Today’s U.S. corporate governance system is best understood as the set of fiduciary and managerial responsibilities that binds a company’s management, shareholders, and the board within a larger, societal context defined by legal, regulatory, competitive, economic, democratic, ethical, and other societal forces.
Shareholders
Although shareholders own corporations, they usually do not run them. Shareholders elect directors, who appoint managers who, in turn, run corporations. Since managers and directors have a fiduciary obligation to act in the best interests of shareholders, this structure implies that shareholders face two separate so-called principal-agent problems—with management whose behavior will likely be concerned with its own welfare, and with the board, which may be beholden to particular interest groups, including management. Agency theory explains the relationship between principals, such as shareholders and agents, like a company’s executives. In this relationship, the principal delegates or hires an agent to perform work. The theory attempts to deal with two specific problems: first, that the goals of the principal and agent are not in conflict (agency problem) and second, that the principal and agent reconcile different tolerances for risk.
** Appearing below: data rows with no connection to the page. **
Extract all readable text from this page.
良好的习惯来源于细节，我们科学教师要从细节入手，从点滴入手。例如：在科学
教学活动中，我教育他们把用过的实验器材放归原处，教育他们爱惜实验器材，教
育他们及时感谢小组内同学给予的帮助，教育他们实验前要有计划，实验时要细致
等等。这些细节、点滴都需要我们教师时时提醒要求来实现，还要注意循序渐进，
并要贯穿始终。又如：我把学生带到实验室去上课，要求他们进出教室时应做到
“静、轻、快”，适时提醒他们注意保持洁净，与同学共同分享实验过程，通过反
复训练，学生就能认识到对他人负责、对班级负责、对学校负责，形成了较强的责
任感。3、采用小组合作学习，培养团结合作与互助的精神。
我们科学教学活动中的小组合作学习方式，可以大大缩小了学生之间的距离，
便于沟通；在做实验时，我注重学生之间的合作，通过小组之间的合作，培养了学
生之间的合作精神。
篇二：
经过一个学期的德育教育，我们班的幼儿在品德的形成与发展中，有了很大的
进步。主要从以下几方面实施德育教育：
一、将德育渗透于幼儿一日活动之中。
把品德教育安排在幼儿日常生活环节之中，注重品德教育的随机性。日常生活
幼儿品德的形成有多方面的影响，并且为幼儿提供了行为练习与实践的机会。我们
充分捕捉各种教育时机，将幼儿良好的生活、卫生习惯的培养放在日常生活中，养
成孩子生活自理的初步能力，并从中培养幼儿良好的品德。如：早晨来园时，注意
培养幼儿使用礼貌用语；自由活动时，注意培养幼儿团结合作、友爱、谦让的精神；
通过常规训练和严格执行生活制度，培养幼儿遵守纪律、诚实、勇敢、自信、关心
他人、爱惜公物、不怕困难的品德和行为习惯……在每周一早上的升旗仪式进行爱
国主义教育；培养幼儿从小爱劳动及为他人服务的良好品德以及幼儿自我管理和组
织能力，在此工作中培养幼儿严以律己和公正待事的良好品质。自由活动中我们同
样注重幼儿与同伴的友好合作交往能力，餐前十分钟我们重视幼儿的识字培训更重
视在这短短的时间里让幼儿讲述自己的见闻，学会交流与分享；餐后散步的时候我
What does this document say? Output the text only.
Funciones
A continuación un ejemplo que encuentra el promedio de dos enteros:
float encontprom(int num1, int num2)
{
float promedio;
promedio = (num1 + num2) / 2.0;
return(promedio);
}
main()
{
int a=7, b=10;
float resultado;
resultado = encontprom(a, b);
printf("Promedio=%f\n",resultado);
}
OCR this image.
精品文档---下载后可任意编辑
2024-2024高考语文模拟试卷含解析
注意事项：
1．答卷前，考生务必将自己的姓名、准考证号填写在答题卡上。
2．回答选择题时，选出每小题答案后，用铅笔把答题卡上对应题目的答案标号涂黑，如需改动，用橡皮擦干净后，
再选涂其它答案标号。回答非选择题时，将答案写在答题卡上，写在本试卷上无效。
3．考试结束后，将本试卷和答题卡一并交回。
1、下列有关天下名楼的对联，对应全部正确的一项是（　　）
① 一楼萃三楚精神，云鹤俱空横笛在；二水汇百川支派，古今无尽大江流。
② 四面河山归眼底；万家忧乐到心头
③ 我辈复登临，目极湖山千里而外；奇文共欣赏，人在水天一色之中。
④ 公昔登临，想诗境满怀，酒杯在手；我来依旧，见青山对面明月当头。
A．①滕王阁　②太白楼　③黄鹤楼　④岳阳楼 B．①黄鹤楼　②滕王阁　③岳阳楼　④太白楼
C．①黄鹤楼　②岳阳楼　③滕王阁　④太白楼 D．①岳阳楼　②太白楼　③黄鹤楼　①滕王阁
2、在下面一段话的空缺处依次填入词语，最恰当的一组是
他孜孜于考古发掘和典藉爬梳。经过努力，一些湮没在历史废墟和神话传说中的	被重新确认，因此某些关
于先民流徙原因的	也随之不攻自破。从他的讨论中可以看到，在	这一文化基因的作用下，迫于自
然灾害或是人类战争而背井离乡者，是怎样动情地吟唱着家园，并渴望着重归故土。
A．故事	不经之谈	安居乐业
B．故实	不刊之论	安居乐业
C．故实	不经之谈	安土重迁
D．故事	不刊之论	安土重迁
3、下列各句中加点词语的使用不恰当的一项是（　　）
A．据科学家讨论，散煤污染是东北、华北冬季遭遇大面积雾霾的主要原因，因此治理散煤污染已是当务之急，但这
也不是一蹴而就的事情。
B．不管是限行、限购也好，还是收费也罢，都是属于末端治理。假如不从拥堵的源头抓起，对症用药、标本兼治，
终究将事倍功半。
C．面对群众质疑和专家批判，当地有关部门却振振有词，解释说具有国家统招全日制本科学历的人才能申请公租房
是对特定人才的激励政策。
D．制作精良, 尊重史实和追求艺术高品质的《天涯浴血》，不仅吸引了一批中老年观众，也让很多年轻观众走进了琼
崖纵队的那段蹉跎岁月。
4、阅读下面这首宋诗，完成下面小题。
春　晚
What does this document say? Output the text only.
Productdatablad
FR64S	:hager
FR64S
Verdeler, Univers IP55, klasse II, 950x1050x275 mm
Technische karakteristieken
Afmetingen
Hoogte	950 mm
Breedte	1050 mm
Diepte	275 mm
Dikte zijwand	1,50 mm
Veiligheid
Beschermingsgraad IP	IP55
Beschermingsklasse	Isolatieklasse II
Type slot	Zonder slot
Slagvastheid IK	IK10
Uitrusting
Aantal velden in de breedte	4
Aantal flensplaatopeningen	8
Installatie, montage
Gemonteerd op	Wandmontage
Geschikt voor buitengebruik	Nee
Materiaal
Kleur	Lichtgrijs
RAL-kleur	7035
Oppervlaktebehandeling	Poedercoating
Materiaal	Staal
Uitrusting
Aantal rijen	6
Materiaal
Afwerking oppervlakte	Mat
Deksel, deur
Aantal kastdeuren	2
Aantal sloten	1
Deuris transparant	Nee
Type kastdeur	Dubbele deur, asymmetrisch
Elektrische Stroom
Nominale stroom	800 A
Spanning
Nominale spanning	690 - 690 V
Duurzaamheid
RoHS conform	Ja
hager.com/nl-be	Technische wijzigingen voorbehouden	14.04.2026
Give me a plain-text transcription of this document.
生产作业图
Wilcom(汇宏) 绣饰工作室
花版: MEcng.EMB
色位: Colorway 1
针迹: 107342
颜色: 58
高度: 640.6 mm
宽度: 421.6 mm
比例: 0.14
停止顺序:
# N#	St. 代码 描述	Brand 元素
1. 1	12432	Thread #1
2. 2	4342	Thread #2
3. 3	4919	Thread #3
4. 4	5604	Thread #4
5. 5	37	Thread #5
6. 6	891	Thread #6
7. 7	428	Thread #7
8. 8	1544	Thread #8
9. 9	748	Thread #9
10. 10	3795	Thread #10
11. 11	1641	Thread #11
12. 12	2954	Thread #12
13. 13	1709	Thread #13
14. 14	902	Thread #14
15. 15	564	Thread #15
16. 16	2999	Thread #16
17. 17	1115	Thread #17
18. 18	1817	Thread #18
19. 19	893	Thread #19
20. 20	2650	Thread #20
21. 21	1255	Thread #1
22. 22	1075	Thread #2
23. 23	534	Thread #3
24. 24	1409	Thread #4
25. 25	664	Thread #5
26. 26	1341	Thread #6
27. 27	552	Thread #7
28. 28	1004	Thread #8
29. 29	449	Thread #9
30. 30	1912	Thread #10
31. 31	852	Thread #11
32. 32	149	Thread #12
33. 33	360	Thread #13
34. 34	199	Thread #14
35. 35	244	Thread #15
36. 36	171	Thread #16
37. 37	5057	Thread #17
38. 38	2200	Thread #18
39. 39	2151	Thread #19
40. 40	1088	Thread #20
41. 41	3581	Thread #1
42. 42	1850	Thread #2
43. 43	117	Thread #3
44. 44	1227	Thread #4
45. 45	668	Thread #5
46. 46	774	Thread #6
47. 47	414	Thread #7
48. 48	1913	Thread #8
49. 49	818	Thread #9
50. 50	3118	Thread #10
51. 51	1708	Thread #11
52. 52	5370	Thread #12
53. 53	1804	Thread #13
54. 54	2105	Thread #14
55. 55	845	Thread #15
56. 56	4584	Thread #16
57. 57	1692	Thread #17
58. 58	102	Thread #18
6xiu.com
Many of the mechanisms that define today’s corporate governance system are designed to mitigate these potential problems and align the behavior of all parties with the best interests of shareholders broadly construed.
The notion that the welfare of shareholders should be the primary goal of the corporation stems from shareholders’ legal status as residual claimants. Other stakeholders in the corporation, such as creditors and employees, have specific claims on the cash flows of the corporation. In contrast, shareholders get their return on investment from the residual only after all other stakeholders have been paid. Theoretically, making shareholders residual claimants creates the strongest incentive to maximize the company’s value and generates the greatest benefits for society at large.
Not all shareholders are alike and share the same goals. The interests of small (minority) investors, on the one hand, and large shareholders, including those holding a controlling block of shares and institutional investors, on the other, are often different. Small investors, holding only a small portion of the corporation’s outstanding shares, have little power to influence the board of the corporation. Moreover, with only a small share of their personal portfolios invested in the corporation, these investors have little motivation to exercise control over the corporation. As a consequence, small investors are usually passive and interested only in favorable returns. They often do not even bother to vote; they simply sell their shares if they are not satisfied.
In contrast, large shareholders often have a sufficiently large stake in the corporation to justify the time and expense necessary to monitor management actively. They may hold a controlling block of shares or be institutional investors, such as mutual funds, pension plans, employee stock ownership plans, or—outside the United States—banks whose stake in the corporation may not qualify as majority ownership but is large enough to motivate active engagement with management.